For the third quarter, HP expects GAAP EPS in the range of $0.49-$0.52 and the company increased its 2019 EPS guidance to be $2.04-$2.11 from $2.00-$2.10 (non-GAAP is now $2.14-$2.21 from $2.12-$2.22). HP noted that the increase from 10% to 25% tariffs was included in the guidance range. We expect HP to come in at the high side of its targets for next quarter and the year, led by selling more premium type products and stemming issues related to printing supplies.

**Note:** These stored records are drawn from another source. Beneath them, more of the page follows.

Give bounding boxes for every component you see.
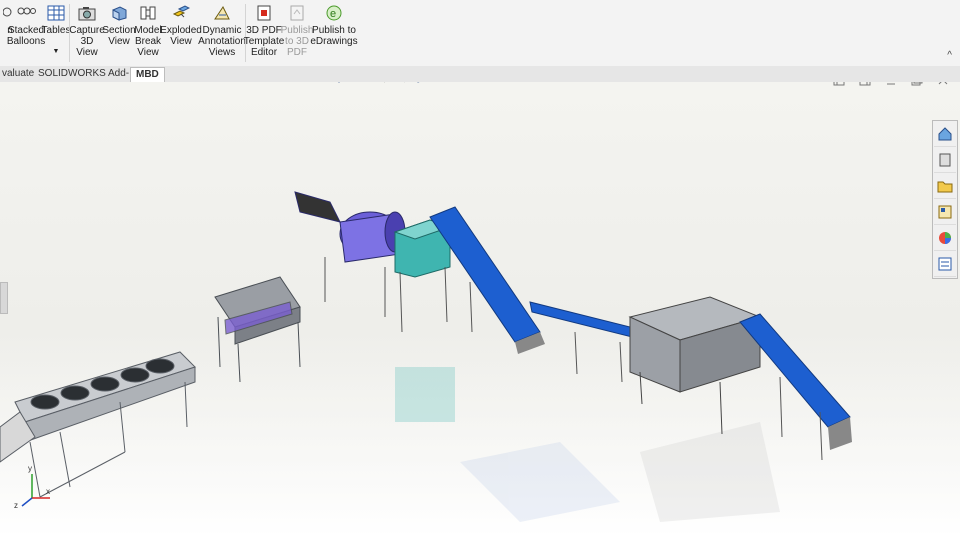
model-break-view-icon xyxy=(138,4,158,22)
teal-hopper xyxy=(393,219,452,333)
drum-washer xyxy=(294,191,406,317)
table-icon xyxy=(46,4,66,22)
commandmanager-ribbon: n Stacked Balloons Tables ▼ Capture 3D V… xyxy=(0,0,960,67)
triad-x-label: x xyxy=(46,487,50,496)
exploded-view-button[interactable]: Exploded View xyxy=(160,4,202,47)
pdf-template-icon xyxy=(254,4,274,22)
stacked-balloons-label: Stacked Balloons xyxy=(6,25,46,47)
tab-mbd[interactable]: MBD xyxy=(130,67,165,82)
publish-3d-pdf-icon xyxy=(287,4,307,22)
graphics-area[interactable]: y x z xyxy=(0,82,960,533)
design-library-icon[interactable] xyxy=(934,148,956,173)
triad-z-label: z xyxy=(14,501,18,510)
view-palette-icon[interactable] xyxy=(934,200,956,225)
publish-to-edrawings-button[interactable]: e Publish to eDrawings xyxy=(310,4,358,47)
svg-text:e: e xyxy=(330,8,336,20)
custom-properties-icon[interactable] xyxy=(934,252,956,277)
feature-tree-flyout-handle[interactable] xyxy=(0,282,8,314)
publish-to-3d-pdf-label: Publish to 3D PDF xyxy=(280,25,314,58)
3d-pdf-template-editor-label: 3D PDF Template Editor xyxy=(243,25,285,58)
collapse-ribbon-icon[interactable]: ^ xyxy=(947,50,952,61)
commandmanager-tabs: valuate SOLIDWORKS Add-Ins MBD xyxy=(0,66,960,82)
reference-triad: y x z xyxy=(14,464,50,510)
task-pane xyxy=(932,120,958,279)
tables-label: Tables xyxy=(41,25,71,36)
exploded-view-label: Exploded View xyxy=(160,25,202,47)
stacked-balloons-button[interactable]: Stacked Balloons xyxy=(6,4,46,47)
triad-y-label: y xyxy=(28,464,32,473)
dynamic-annotation-icon xyxy=(212,4,232,22)
model-break-view-label: Model Break View xyxy=(134,25,162,58)
exploded-view-icon xyxy=(171,4,191,22)
publish-to-3d-pdf-button[interactable]: Publish to 3D PDF xyxy=(280,4,314,58)
capture-3d-view-icon xyxy=(77,4,97,22)
capture-3d-view-button[interactable]: Capture 3D View xyxy=(69,4,105,58)
model-break-view-button[interactable]: Model Break View xyxy=(134,4,162,58)
section-view-button[interactable]: Section View xyxy=(102,4,136,47)
3d-pdf-template-editor-button[interactable]: 3D PDF Template Editor xyxy=(244,4,284,58)
section-view-icon xyxy=(109,4,129,22)
section-view-label: Section View xyxy=(102,25,136,47)
dynamic-annotation-views-button[interactable]: Dynamic Annotation Views xyxy=(198,4,246,58)
edrawings-icon: e xyxy=(324,4,344,22)
publish-to-edrawings-label: Publish to eDrawings xyxy=(310,25,358,47)
capture-3d-view-label: Capture 3D View xyxy=(69,25,105,58)
assembly-model[interactable] xyxy=(0,82,960,533)
dynamic-annotation-views-label: Dynamic Annotation Views xyxy=(198,25,246,58)
incline-conveyor-left xyxy=(429,206,545,354)
stacked-balloons-icon xyxy=(16,4,36,22)
tables-dropdown-icon[interactable]: ▼ xyxy=(53,46,60,57)
tables-button[interactable]: Tables ▼ xyxy=(42,4,70,57)
home-icon[interactable] xyxy=(934,122,956,147)
file-explorer-icon[interactable] xyxy=(934,174,956,199)
appearances-icon[interactable] xyxy=(934,226,956,251)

We expect HP to continue benefitting from the Windows 10 refresh cycle as many businesses are still planning on upgrading later this year and into 2020. With a focus on adding premium features, innovating in areas like gaming, and enhanced security features we still expect HP to be one of the three main players in the PC market. For printing, in our view, SmileDirectClub using 49 of HP's 3D printers shows how HP's products are being used to disrupt traditional solutions, and we expect HP focusing its 3D efforts on manufacturing will remain a pocket of growth. Having partners like Siemens and BASF are positive advances as HP looks to make products that are manufacturing grade. We like that HP is winning contracts within its managed print services business in the A3 segment, but longer-term we expect this market to remain competitive with players like Xerox and Canon. As HP looks to fix its supplies issues, management stated it will be revamping its model in Europe that was disrupted last quarter, be aggressive in defending genuine HP supplies products, grow its marketing to generate demand, and work with teams downstream to correct inventory.